如有侵权请联系,交流QQ:2499496272
创建DataFrame
在Spark SQL中SparkSession是创建DataFrames和执行SQL的入口创建DataFrames有三种方式:
(1) 从一个已存在的RDD进行转换
(2) 从JSON/Parquet/CSV/JDBC等结构化数据源进行创建
(3) 从Hive Table进行查询返回
核心要义:创建DataFrame,需要创建 “RDD + 元信息schema定义”rdd来自于数据schema则可以由开发人员定义,或者由框架从数据中推断
从RDD[Case class类]创建DataFrame
package day01
import org.apache.log4j.{Level, Logger}
import org.apache.spark.rdd.RDD
import org.apache.spark.sql.{DataFrame, Dataset, SparkSession}
/**
* 通过RDD创建dataframe的方式1: 把rdd[T]变成 RDD[case class类型]就可以直接toDF
*/
case class Stu(id:Int,name:String,age:Int,city:String,score:Double)
object Demo2_CreateDF_1 {
Logger.getLogger("org").setLevel(Level.WARN)
def main(args: Array[String]): Unit = {
val spark: SparkSession = SparkSession
.builder()
.appName(this.getClass.getSimpleName)
.master("local[*]")
.getOrCreate()
// 加载不含schema信息的数据为一个RDD
val rdd: RDD[String] = spark.sparkContext.textFile("data/doit_stu.csv")
import spark.implicits._
// 将rdd[String]转成rdd[Stu]
val rddStu: RDD[Stu] = rdd
.map(line => line.split(","))
.map(arr => Stu(arr(0).toInt, arr(1), arr(2).toInt, arr(3), arr(4).toDouble))
// 然后就可以将这种装着case class类型数据的RDD直接转成dataframe了
val res: DataFrame = spark.createDataFrame(rddStu)
res.printSchema()
res.show(50,false)
// 另一种更简洁的方式:需要导入隐式转换: import spark.implicits._
// 也是更常用的方式
val df2: DataFrame = rddStu.toDF()
spark.close()
}
}
从RDD[Tuple]创建DataFrame
package day01
import org.apache.log4j.{Level, Logger}
import org.apache.spark.rdd.RDD
import org.apache.spark.sql.{DataFrame, SparkSession}
/**
* 通过RDD[tuple]创建dataframe
*/
object Demo3_CreateDF_2 {
Logger.getLogger("org").setLevel(Level.WARN)
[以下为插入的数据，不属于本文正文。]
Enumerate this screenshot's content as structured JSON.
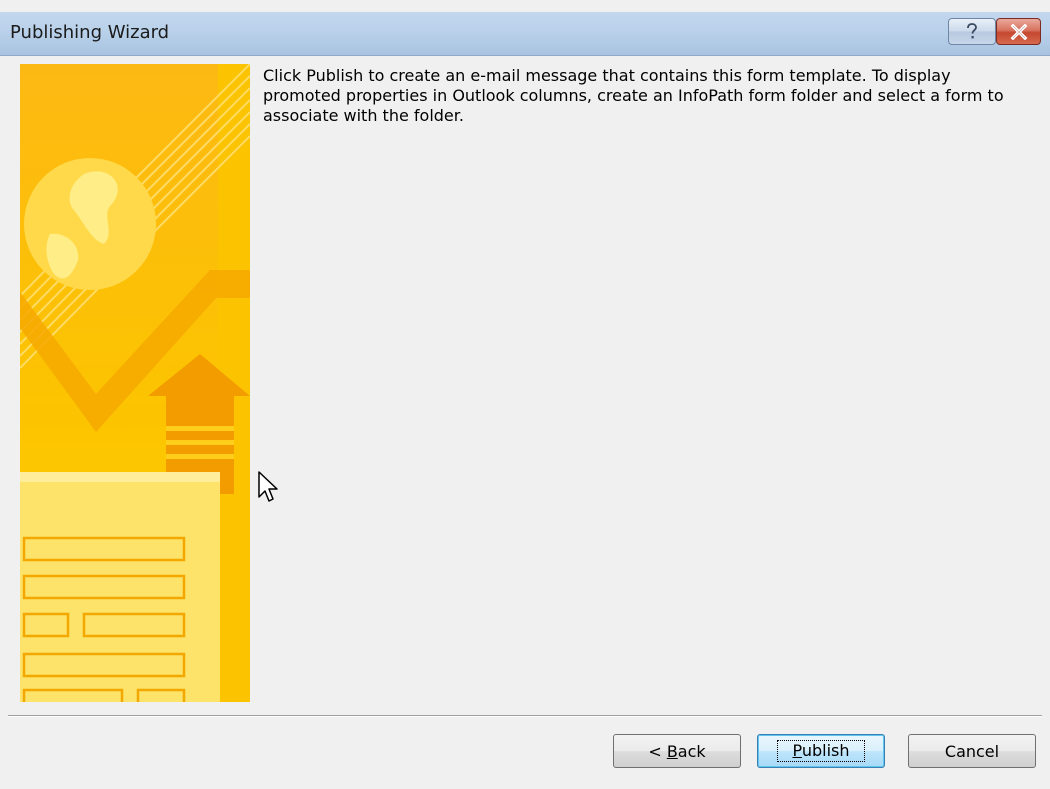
{
  "window": {
    "title": "Publishing Wizard",
    "help_glyph": "?",
    "close_glyph": "x"
  },
  "content": {
    "instructions": "Click Publish to create an e-mail message that contains this form template. To display promoted properties in Outlook columns, create an InfoPath form folder and select a form to associate with the folder."
  },
  "buttons": {
    "back": {
      "label": "< Back",
      "mnemonic": "B"
    },
    "publish": {
      "label": "Publish",
      "mnemonic": "P"
    },
    "cancel": {
      "label": "Cancel"
    }
  },
  "colors": {
    "titlebar": "#b9d1ea",
    "graphic_base": "#fcc800",
    "graphic_light": "#ffe56a",
    "graphic_dark": "#f6a800",
    "close_button": "#c5482f"
  },
  "icons": {
    "help": "question-mark-icon",
    "close": "close-x-icon",
    "cursor": "mouse-pointer-icon",
    "graphic": "publishing-wizard-banner"
  }
}
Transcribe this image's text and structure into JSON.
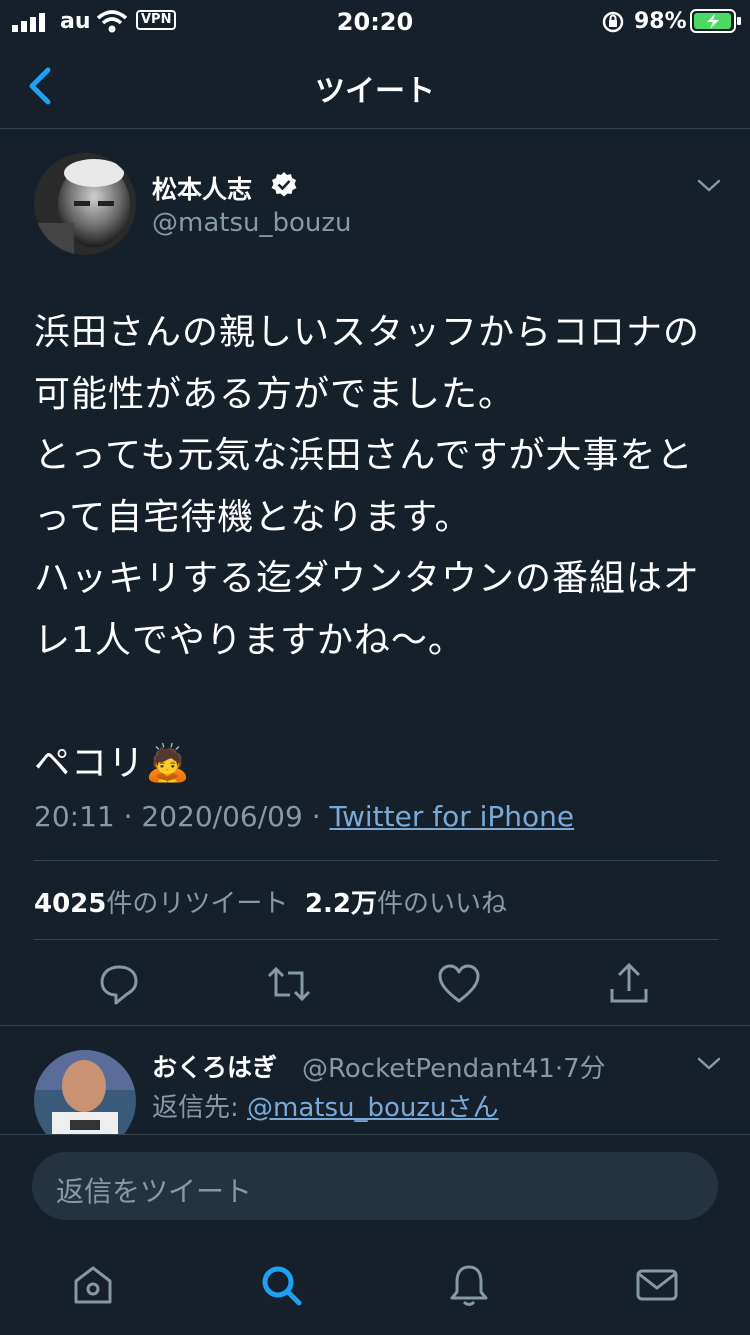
{
  "status_bar": {
    "carrier": "au",
    "vpn": "VPN",
    "time": "20:20",
    "battery": "98%"
  },
  "header": {
    "title": "ツイート"
  },
  "tweet": {
    "author_name": "松本人志",
    "author_handle": "@matsu_bouzu",
    "text": "浜田さんの親しいスタッフからコロナの可能性がある方がでました。\nとっても元気な浜田さんですが大事をとって自宅待機となります。\nハッキリする迄ダウンタウンの番組はオレ1人でやりますかね〜。\n\nペコリ🙇",
    "time": "20:11",
    "date": "2020/06/09",
    "source": "Twitter for iPhone",
    "retweet_count": "4025",
    "retweet_label": "件のリツイート",
    "like_count": "2.2万",
    "like_label": "件のいいね"
  },
  "reply": {
    "author_name": "おくろはぎ",
    "author_handle": "@RocketPendant41",
    "age": "7分",
    "reply_to_label": "返信先: ",
    "reply_to_mention": "@matsu_bouzuさん"
  },
  "compose": {
    "placeholder": "返信をツイート"
  },
  "icons": [
    "back-icon",
    "verified-icon",
    "chevron-down-icon",
    "reply-icon",
    "retweet-icon",
    "like-icon",
    "share-icon",
    "home-icon",
    "search-icon",
    "notifications-icon",
    "messages-icon"
  ],
  "colors": {
    "background": "#15202b",
    "accent": "#1da1f2",
    "link": "#7aa9d8",
    "secondary": "#8899a6",
    "divider": "#38444d"
  }
}
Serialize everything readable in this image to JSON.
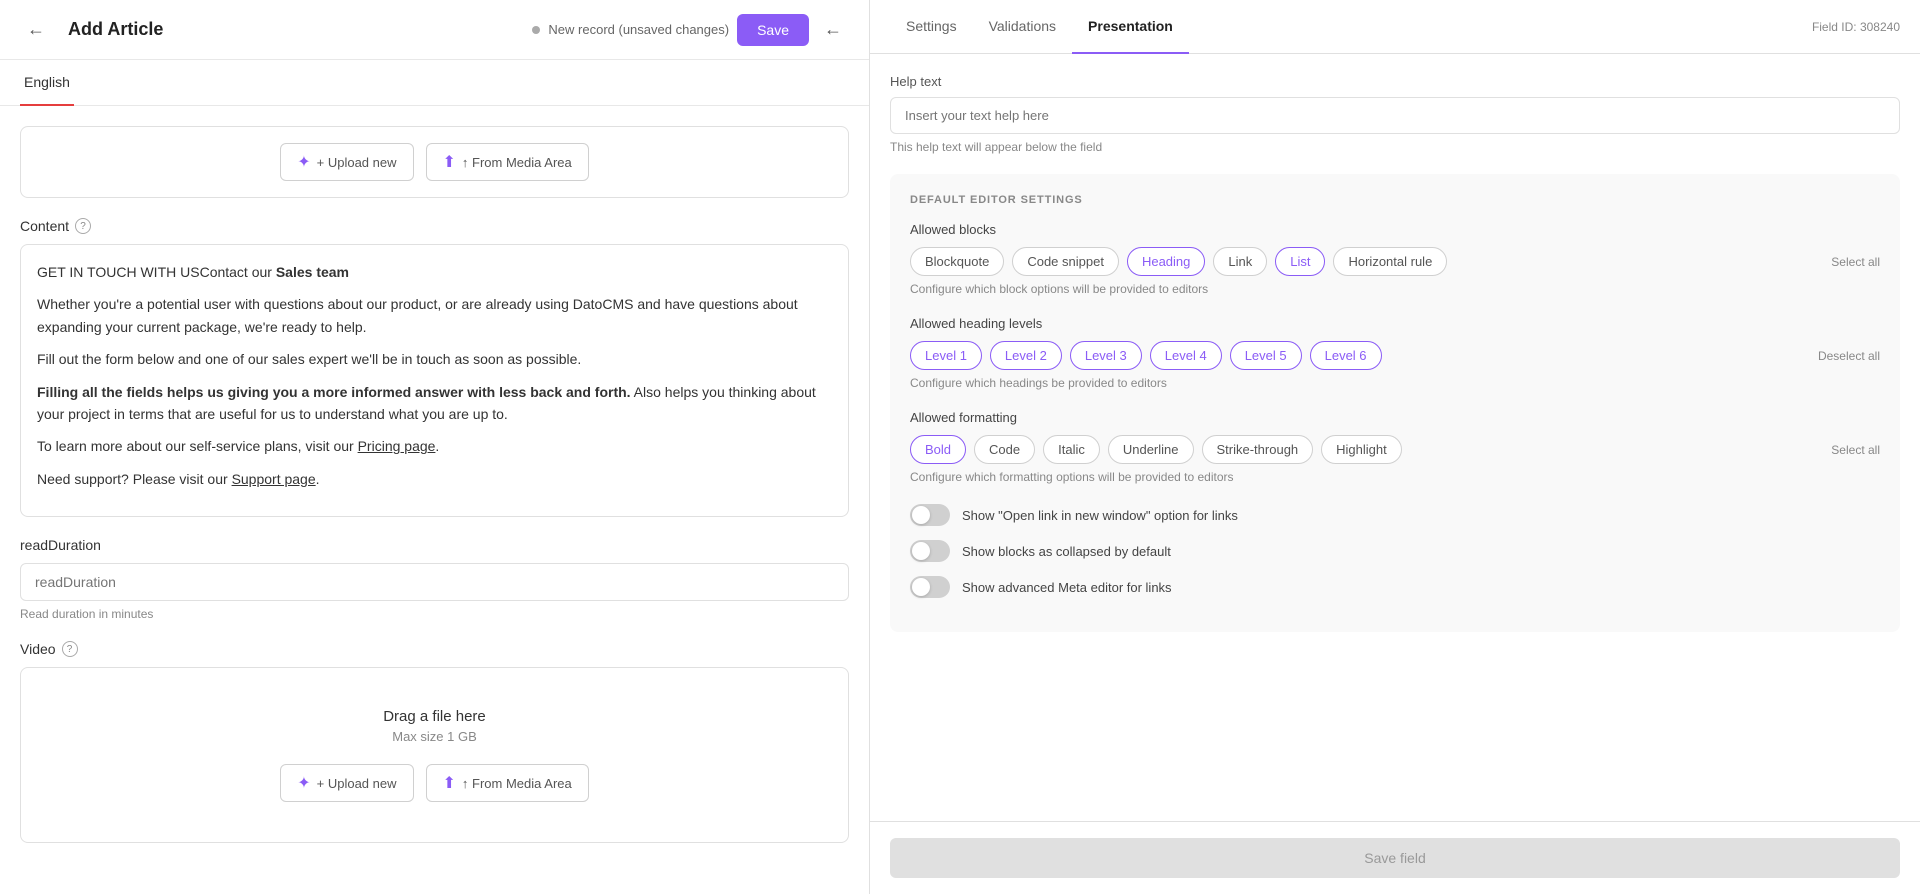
{
  "header": {
    "back_label": "←",
    "title": "Add Article",
    "status_text": "New record (unsaved changes)",
    "save_label": "Save",
    "arrow_label": "←"
  },
  "tabs": {
    "language_tab": "English"
  },
  "upload": {
    "upload_new_label": "+ Upload new",
    "from_media_label": "↑ From Media Area"
  },
  "content_section": {
    "label": "Content",
    "help_icon": "?",
    "intro_text": "GET IN TOUCH WITH US",
    "intro_bold": "Sales team",
    "para1": "Whether you're a potential user with questions about our product, or are already using DatoCMS and have questions about expanding your current package, we're ready to help.",
    "para2": "Fill out the form below and one of our sales expert we'll be in touch as soon as possible.",
    "para3_bold": "Filling all the fields helps us giving you a more informed answer with less back and forth.",
    "para3_rest": " Also helps you thinking about your project in terms that are useful for us to understand what you are up to.",
    "para4_prefix": "To learn more about our self-service plans, visit our ",
    "para4_link": "Pricing page",
    "para4_suffix": ".",
    "para5_prefix": "Need support? Please visit our ",
    "para5_link": "Support page",
    "para5_suffix": "."
  },
  "read_duration": {
    "label": "readDuration",
    "placeholder": "readDuration",
    "hint": "Read duration in minutes"
  },
  "video_section": {
    "label": "Video",
    "help_icon": "?",
    "drag_title": "Drag a file here",
    "drag_subtitle": "Max size 1 GB",
    "upload_new_label": "+ Upload new",
    "from_media_label": "↑ From Media Area"
  },
  "right_panel": {
    "tabs": [
      {
        "label": "Settings",
        "active": false
      },
      {
        "label": "Validations",
        "active": false
      },
      {
        "label": "Presentation",
        "active": true
      }
    ],
    "field_id": "Field ID: 308240",
    "help_text": {
      "label": "Help text",
      "placeholder": "Insert your text help here",
      "hint": "This help text will appear below the field"
    },
    "settings_title": "DEFAULT EDITOR SETTINGS",
    "allowed_blocks": {
      "label": "Allowed blocks",
      "hint": "Configure which block options will be provided to editors",
      "select_all_label": "Select all",
      "items": [
        {
          "label": "Blockquote",
          "active": false
        },
        {
          "label": "Code snippet",
          "active": false
        },
        {
          "label": "Heading",
          "active": true
        },
        {
          "label": "Link",
          "active": false
        },
        {
          "label": "List",
          "active": true
        },
        {
          "label": "Horizontal rule",
          "active": false
        }
      ]
    },
    "allowed_headings": {
      "label": "Allowed heading levels",
      "hint": "Configure which headings be provided to editors",
      "deselect_all_label": "Deselect all",
      "items": [
        {
          "label": "Level 1",
          "active": true
        },
        {
          "label": "Level 2",
          "active": true
        },
        {
          "label": "Level 3",
          "active": true
        },
        {
          "label": "Level 4",
          "active": true
        },
        {
          "label": "Level 5",
          "active": true
        },
        {
          "label": "Level 6",
          "active": true
        }
      ]
    },
    "allowed_formatting": {
      "label": "Allowed formatting",
      "hint": "Configure which formatting options will be provided to editors",
      "select_all_label": "Select all",
      "items": [
        {
          "label": "Bold",
          "active": true
        },
        {
          "label": "Code",
          "active": false
        },
        {
          "label": "Italic",
          "active": false
        },
        {
          "label": "Underline",
          "active": false
        },
        {
          "label": "Strike-through",
          "active": false
        },
        {
          "label": "Highlight",
          "active": false
        }
      ]
    },
    "toggles": [
      {
        "label": "Show \"Open link in new window\" option for links",
        "enabled": false
      },
      {
        "label": "Show blocks as collapsed by default",
        "enabled": false
      },
      {
        "label": "Show advanced Meta editor for links",
        "enabled": false
      }
    ],
    "save_field_label": "Save field"
  }
}
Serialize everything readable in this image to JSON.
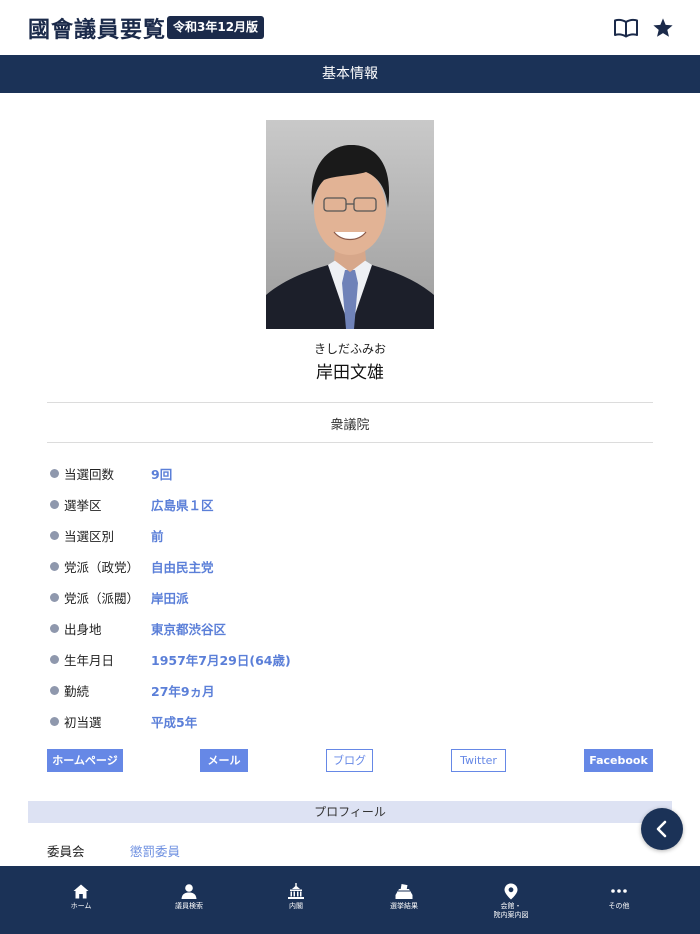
{
  "header": {
    "title": "國會議員要覧",
    "edition": "令和3年12月版",
    "icons": [
      "book-icon",
      "star-icon"
    ]
  },
  "section": {
    "title": "基本情報"
  },
  "member": {
    "kana": "きしだふみお",
    "name": "岸田文雄",
    "house": "衆議院"
  },
  "info": [
    {
      "label": "当選回数",
      "value": "9回"
    },
    {
      "label": "選挙区",
      "value": "広島県１区"
    },
    {
      "label": "当選区別",
      "value": "前"
    },
    {
      "label": "党派（政党）",
      "value": "自由民主党"
    },
    {
      "label": "党派（派閥）",
      "value": "岸田派"
    },
    {
      "label": "出身地",
      "value": "東京都渋谷区"
    },
    {
      "label": "生年月日",
      "value": "1957年7月29日(64歳)"
    },
    {
      "label": "勤続",
      "value": "27年9ヵ月"
    },
    {
      "label": "初当選",
      "value": "平成5年"
    }
  ],
  "links": {
    "homepage": "ホームページ",
    "mail": "メール",
    "blog": "ブログ",
    "twitter": "Twitter",
    "facebook": "Facebook"
  },
  "profile": {
    "title": "プロフィール",
    "committee_label": "委員会",
    "committee_value": "懲罰委員"
  },
  "nav": {
    "home": "ホーム",
    "search": "議員検索",
    "cabinet": "内閣",
    "election": "選挙結果",
    "map": "会館・\n院内案内図",
    "other": "その他"
  },
  "colors": {
    "navy": "#1b3257",
    "link_blue": "#6688e6",
    "profile_bar": "#dde2f3"
  }
}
def main(args: Array[String]): Unit = {
val spark: SparkSession = SparkSession
.builder()
.appName(this.getClass.getSimpleName)
.master("local[*]")
.getOrCreate()
import spark.implicits._
val rdd: RDD[String] = spark.sparkContext.textFile("data/doit_stu.csv")
// 将RDD[String] 变成RDD[(f1,f2,f3,....)]
val addTuple: RDD[(Int, String, Int, String, Double)] = rdd.map(_.split(",")).map(arr => (arr(0).toInt, arr(1), arr(2).toInt, arr(3), arr(4).toDouble))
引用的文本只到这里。